Combine all of the ingredients, minus the water, in a food processor fitted with the large chopping blade, or a good quality blender. Blend the mixture until it comes together into a ball of dough (3-5 minutes).
If the mixture is very dry or having a hard time coming together, add one tablespoon of water at a time, blending well after each addition, until you have a soft but not overly sticky dough.
Let the mixture rest for five minutes. Split the dough into four equal sized rounds. Use your hands to roll each ball into sausages about 1–1½ inches around, 9-10 inches long. Wrap each individual sausage tightly in plastic wrap, then foil. The plastic won’t melt onto your food, but will keep moisture in while the pepperoni cooks.
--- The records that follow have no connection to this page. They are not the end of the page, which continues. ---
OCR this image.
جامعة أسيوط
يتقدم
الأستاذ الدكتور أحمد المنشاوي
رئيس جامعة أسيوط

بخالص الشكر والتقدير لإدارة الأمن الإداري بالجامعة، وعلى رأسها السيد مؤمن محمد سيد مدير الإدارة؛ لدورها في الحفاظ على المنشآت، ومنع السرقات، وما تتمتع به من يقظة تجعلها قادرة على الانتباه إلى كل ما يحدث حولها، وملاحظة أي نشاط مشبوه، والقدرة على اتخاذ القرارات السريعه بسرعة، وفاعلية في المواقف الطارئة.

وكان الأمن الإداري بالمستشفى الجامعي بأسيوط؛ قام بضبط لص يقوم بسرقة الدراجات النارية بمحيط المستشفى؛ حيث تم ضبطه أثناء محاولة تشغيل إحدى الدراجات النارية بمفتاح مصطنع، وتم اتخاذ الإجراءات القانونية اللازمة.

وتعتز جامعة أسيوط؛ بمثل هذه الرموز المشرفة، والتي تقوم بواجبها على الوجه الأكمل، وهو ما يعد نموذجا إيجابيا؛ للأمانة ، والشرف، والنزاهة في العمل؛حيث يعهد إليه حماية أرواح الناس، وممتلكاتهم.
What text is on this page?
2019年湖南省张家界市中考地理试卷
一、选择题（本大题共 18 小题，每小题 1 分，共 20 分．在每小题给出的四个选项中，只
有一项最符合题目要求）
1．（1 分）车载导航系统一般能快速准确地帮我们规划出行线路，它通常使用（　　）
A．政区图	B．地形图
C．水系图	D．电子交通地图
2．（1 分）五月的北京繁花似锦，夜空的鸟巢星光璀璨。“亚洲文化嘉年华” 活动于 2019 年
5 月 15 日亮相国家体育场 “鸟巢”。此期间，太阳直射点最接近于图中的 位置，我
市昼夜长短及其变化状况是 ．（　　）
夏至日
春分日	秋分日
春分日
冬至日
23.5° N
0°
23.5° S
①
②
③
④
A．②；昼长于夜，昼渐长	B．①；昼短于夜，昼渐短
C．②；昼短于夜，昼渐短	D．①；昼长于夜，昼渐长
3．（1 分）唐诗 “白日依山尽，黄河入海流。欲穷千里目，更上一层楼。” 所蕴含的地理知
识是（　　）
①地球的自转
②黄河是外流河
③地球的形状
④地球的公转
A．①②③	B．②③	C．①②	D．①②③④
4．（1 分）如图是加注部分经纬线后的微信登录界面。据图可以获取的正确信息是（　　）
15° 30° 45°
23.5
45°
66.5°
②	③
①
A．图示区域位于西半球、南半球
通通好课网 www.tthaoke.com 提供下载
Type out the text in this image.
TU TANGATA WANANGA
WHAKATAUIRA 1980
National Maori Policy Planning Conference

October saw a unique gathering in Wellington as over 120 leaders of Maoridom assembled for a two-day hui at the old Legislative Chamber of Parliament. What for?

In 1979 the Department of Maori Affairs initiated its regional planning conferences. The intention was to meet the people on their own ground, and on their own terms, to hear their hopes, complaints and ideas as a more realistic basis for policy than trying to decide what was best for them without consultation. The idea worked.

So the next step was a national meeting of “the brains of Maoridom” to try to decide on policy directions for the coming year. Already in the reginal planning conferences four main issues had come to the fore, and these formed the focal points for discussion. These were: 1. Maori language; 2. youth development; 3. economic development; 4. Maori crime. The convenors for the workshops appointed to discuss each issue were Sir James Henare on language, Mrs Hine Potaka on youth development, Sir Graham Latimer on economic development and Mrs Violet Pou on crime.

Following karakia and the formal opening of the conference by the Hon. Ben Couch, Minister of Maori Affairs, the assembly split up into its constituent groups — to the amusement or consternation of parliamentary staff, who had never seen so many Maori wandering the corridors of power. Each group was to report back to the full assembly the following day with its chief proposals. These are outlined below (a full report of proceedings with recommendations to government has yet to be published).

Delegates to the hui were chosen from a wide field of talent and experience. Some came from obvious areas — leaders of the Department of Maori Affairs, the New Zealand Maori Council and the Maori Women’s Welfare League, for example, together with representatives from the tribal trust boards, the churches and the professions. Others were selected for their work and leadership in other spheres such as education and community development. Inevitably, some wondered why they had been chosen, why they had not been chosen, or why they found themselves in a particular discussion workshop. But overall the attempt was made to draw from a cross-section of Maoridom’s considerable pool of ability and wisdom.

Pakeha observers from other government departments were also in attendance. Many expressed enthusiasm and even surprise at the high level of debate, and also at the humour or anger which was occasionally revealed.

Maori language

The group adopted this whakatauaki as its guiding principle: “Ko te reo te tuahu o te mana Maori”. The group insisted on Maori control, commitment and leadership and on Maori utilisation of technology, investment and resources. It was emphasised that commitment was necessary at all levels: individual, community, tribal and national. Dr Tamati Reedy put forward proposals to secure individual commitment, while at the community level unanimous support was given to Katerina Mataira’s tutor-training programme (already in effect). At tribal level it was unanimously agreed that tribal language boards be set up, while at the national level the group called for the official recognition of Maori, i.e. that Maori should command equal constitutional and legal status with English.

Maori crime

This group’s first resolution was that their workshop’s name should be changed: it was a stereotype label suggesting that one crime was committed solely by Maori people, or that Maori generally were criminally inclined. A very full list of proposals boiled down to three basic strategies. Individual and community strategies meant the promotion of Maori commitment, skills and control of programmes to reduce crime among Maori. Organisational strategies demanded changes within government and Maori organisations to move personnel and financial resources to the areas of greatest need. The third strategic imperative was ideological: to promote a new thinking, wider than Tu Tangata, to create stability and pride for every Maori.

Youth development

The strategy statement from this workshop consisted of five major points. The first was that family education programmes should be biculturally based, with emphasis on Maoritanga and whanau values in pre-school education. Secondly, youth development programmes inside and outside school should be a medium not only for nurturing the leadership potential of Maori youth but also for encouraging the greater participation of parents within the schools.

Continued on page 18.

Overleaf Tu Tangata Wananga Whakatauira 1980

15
Fill a large pot with about 1½ – 2 inches of water. Place a steam basket, or bamboo steamer on top of the pot. Place the sausages in the steamer in a single layer. Cover and steam for 60-75 minutes, until they are firm to the touch. Turn the pepperoni over about half way through the cooking time.
Remember to check your water level periodically as the pepperoni cooks (I’ve made the mistake of letting all the water evaporate – bad news!).
Allow the sausages to cool at room temperature for 15-20 minutes before attempting to open and slice. Cut into thin rounds and use as you would any other pepperoni!
Keep the unused pepproni wrapped tightly until ready to use. Store in the refrigerator.